The project’s goal was research oriented. We had to search for the latest state-of-the-art deep neural networks in the field of visual odometry and SLAM. The objective is, given two photos of the same scene taken from a different point of view, what is the camera pose transformation between them.
- Getting relevant data for visual odometry for cars (diversity of the tracks, weather conditions etc.)
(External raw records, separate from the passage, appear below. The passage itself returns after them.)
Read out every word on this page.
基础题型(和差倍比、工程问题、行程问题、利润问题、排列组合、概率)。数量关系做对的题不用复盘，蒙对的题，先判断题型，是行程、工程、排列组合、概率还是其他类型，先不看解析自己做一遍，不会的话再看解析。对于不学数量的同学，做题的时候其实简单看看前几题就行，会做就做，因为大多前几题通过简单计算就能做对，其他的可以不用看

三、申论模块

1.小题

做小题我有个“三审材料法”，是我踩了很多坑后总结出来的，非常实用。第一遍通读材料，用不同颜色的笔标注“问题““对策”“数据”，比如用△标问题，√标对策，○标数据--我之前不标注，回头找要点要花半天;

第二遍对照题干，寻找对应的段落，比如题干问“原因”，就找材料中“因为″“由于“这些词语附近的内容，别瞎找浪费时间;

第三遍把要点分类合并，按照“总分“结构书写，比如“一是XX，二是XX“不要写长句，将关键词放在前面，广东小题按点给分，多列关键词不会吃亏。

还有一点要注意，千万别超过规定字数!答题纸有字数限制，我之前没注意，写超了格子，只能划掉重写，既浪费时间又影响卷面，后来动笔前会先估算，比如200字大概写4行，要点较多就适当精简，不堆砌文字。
- Getting enough data to train
- Find the appropriate architecture among a dozen of different academic and industrial research papers
- Implementation and optimization of networks
- Training huge datasets of images overnight and store them remotely
Achievements (according to KPIs)
- Built a photo-realistic dataset from the GTA video game, composed of 670,000 pair images and their camera transformation
- Implemented in keras a neural network from the RPNet [Sovann & al] paper with a loss function from the PoseNet2 [Kendall & al]
- Get real time runtime with the use of a MobileNet siamese core model
- Achieved convergence of the model for the dataset, but still overfitting
- Average translation error is less than 40cm
Make the network converge for all the possible movement of the camera (so far we were limited to realistic car movement).
Match images with a greater distance, angle rotation, and with different weather conditions (so far, although the data where diverse, we limited the network training to 10 degrees of rotation maximum, 4 meters translation, and we kept the same weather condition inside pairs).
Improve the accuracy in the testing dataset and get below 30 cm.
Improve the accuracy in rotation prediction of the camera.